Les personnes concernées et, de façon générale, les demandeurs d’asile originaires d’Ouzbékistan et de Chine ont fait l’objet de contrôles de plus en plus fréquents pour vérification d’identité ; ils étaient ensuite placés en détention arbitraire – de courte durée dans des cellules de garde à vue, ou pour une durée indéfinie dans des locaux dépendant du Service national de sécurité, en attendant leur renvoi forcé dans leur pays d’origine. Ces personnes n’avaient, au mieux, que des contacts limités avec des avocats, le HCR et leur famille. Beaucoup se plaignaient d’avoir été maltraitées, voire torturées en détention.
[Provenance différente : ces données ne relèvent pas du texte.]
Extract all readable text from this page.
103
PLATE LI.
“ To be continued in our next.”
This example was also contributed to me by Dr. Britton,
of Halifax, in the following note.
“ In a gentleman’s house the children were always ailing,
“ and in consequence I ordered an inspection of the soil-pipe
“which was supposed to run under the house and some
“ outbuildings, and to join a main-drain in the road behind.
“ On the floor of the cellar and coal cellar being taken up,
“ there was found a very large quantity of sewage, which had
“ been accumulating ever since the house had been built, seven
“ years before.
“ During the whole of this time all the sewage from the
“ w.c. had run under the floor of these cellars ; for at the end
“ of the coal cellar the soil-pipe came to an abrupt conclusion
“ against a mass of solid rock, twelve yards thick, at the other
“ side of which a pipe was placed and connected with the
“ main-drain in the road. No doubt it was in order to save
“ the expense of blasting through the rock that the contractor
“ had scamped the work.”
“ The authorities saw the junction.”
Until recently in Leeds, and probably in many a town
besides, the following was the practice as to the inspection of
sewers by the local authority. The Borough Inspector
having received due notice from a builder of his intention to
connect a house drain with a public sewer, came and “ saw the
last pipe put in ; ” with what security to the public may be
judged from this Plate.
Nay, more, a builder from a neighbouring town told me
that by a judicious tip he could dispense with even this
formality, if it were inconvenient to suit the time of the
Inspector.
  • En juin 2010, des agents du Service national de sécurité ont arrêté 30 réfugiés et demandeurs d’asile ouzbeks à Almaty, dans l’intention de les renvoyer de force en Ouzbékistan. Ces 30 hommes avaient fui leur pays par crainte des persécutions auxquelles ils étaient exposés en raison de leur appartenance à des groupes religieux interdits par les autorités locales. Leurs femmes ont été informées qu’ils allaient être extradés vers l’Ouzbékistan, où ils étaient inculpés d’appartenance à des organisations religieuses ou extrémistes illégales, ainsi que de tentative de renversement de l’État.

L’un de ces hommes, Nigmatoulla Nabiev, a obtenu l’asile le 8 septembre, pour une durée d’un an. Le procureur adjoint d’Almaty a déclaré, le 13 septembre, que le parquet général avait en revanche décidé d’extrader les 29 autres. Deux d’entre eux, peut-être davantage, auraient été renvoyés en Ouzbékistan dès le mois de septembre, avant même l’examen des recours introduits pour contester les mesures de détention et d’extradition dont ils faisaient l’objet. Fin décembre, la majorité des recours déposés par les 29 détenus avaient été rejetés. Au moins deux autres demandeurs d’asile ouzbeks ont été extradés en octobre et en novembre.